We argue that operads provide a general framework for dealing with polynomials and combinatory completeness of combinatory algebras, including the classical $\mathbf{SK}$-algebras, linear $\mathbf{BCI}$-algebras, planar $\mathbf{BI}(\_)^\bullet$-algebras as well as the braided $\mathbf{BC^\pm I}$-algebras. We show that every extensional combinatory algebra gives rise to a canonical closed operad, which we shall call the internal operad of the combinatory algebra. The internal operad construction gives a left adjoint to the forgetful functor from closed operads to extensional combinatory algebras.
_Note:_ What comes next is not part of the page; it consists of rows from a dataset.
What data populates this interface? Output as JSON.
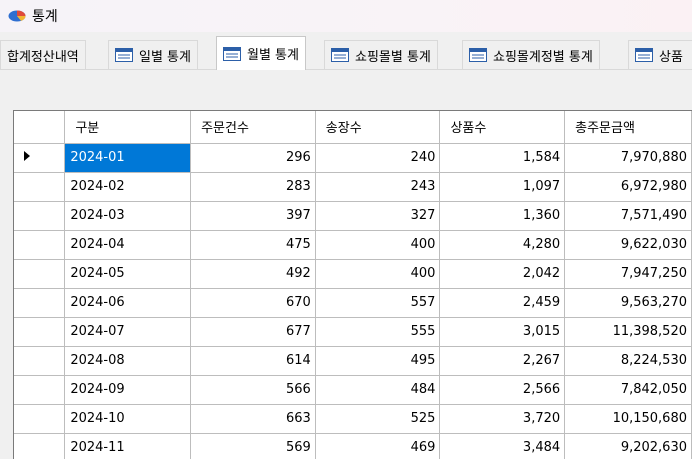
{
  "window": {
    "title": "통계",
    "icon": "pie-chart-icon"
  },
  "tabs": [
    {
      "label": "합계정산내역",
      "icon": "",
      "active": false
    },
    {
      "label": "일별 통계",
      "icon": "grid-form-icon",
      "active": false
    },
    {
      "label": "월별 통계",
      "icon": "grid-form-icon",
      "active": true
    },
    {
      "label": "쇼핑몰별 통계",
      "icon": "grid-form-icon",
      "active": false
    },
    {
      "label": "쇼핑몰계정별 통계",
      "icon": "grid-form-icon",
      "active": false
    },
    {
      "label": "상품",
      "icon": "grid-form-icon",
      "active": false
    }
  ],
  "grid": {
    "columns": [
      "구분",
      "주문건수",
      "송장수",
      "상품수",
      "총주문금액"
    ],
    "current_row_marker": "row-indicator-arrow-icon",
    "selection_color": "#0078d7",
    "rows": [
      [
        "2024-01",
        "296",
        "240",
        "1,584",
        "7,970,880"
      ],
      [
        "2024-02",
        "283",
        "243",
        "1,097",
        "6,972,980"
      ],
      [
        "2024-03",
        "397",
        "327",
        "1,360",
        "7,571,490"
      ],
      [
        "2024-04",
        "475",
        "400",
        "4,280",
        "9,622,030"
      ],
      [
        "2024-05",
        "492",
        "400",
        "2,042",
        "7,947,250"
      ],
      [
        "2024-06",
        "670",
        "557",
        "2,459",
        "9,563,270"
      ],
      [
        "2024-07",
        "677",
        "555",
        "3,015",
        "11,398,520"
      ],
      [
        "2024-08",
        "614",
        "495",
        "2,267",
        "8,224,530"
      ],
      [
        "2024-09",
        "566",
        "484",
        "2,566",
        "7,842,050"
      ],
      [
        "2024-10",
        "663",
        "525",
        "3,720",
        "10,150,680"
      ],
      [
        "2024-11",
        "569",
        "469",
        "3,484",
        "9,202,630"
      ]
    ]
  }
}
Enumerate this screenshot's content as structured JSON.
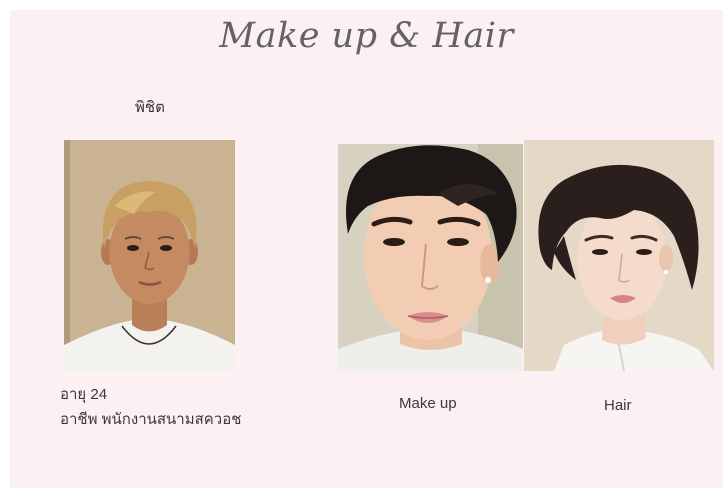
{
  "slide": {
    "title": "Make up & Hair",
    "background_color": "#fdf0f2"
  },
  "subject": {
    "name": "พิชิต",
    "age": "อายุ 24",
    "occupation": "อาชีพ พนักงานสนามสควอช"
  },
  "photos": {
    "before_icon": "portrait-blond-man-photo",
    "makeup_icon": "portrait-makeup-reference-photo",
    "hair_icon": "portrait-hair-reference-photo"
  },
  "captions": {
    "makeup": "Make up",
    "hair": "Hair"
  }
}
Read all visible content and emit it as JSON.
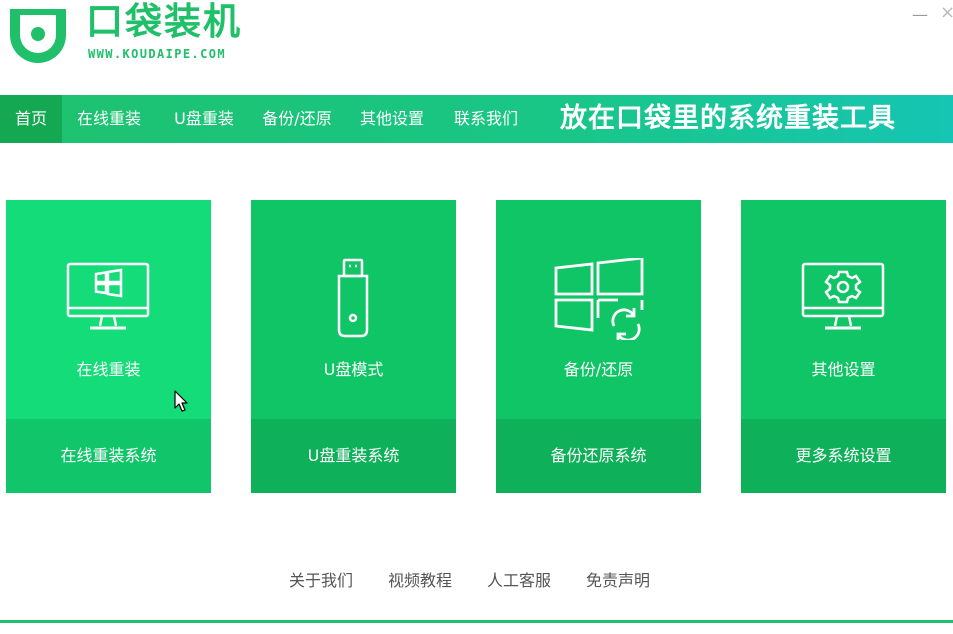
{
  "app": {
    "title": "口袋装机",
    "subtitle": "WWW.KOUDAIPE.COM",
    "slogan": "放在口袋里的系统重装工具",
    "accent_color": "#20c06a"
  },
  "window_controls": {
    "minimize": "—",
    "close": "×"
  },
  "nav": {
    "items": [
      {
        "label": "首页",
        "active": true
      },
      {
        "label": "在线重装",
        "active": false
      },
      {
        "label": "U盘重装",
        "active": false
      },
      {
        "label": "备份/还原",
        "active": false
      },
      {
        "label": "其他设置",
        "active": false
      },
      {
        "label": "联系我们",
        "active": false
      }
    ]
  },
  "cards": [
    {
      "title": "在线重装",
      "action": "在线重装系统",
      "icon": "monitor-windows-icon"
    },
    {
      "title": "U盘模式",
      "action": "U盘重装系统",
      "icon": "usb-drive-icon"
    },
    {
      "title": "备份/还原",
      "action": "备份还原系统",
      "icon": "windows-restore-icon"
    },
    {
      "title": "其他设置",
      "action": "更多系统设置",
      "icon": "monitor-gear-icon"
    }
  ],
  "footer": {
    "links": [
      "关于我们",
      "视频教程",
      "人工客服",
      "免责声明"
    ]
  }
}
As a by-product, we derive extensionality axioms for the classes of combinatory algebras mentioned above.

翻译：本文论证了操作域为处理组合代数中的多项式和组合完备性提供了一个通用框架，涵盖经典的$\mathbf{SK}$-代数、线性$\mathbf{BCI}$-代数、平面$\mathbf{BI}(\_)^\bullet$-代数以及辫状$\mathbf{BC^\pm I}$-代数。我们证明每个外延组合代数都能导出一个典范闭操作域，称之为该组合代数的内部操作域。内部操作域构造给出了从闭操作域到外延组合代数的遗忘函子的左伴随。作为副产品，我们推导了上述几类组合代数的外延公理。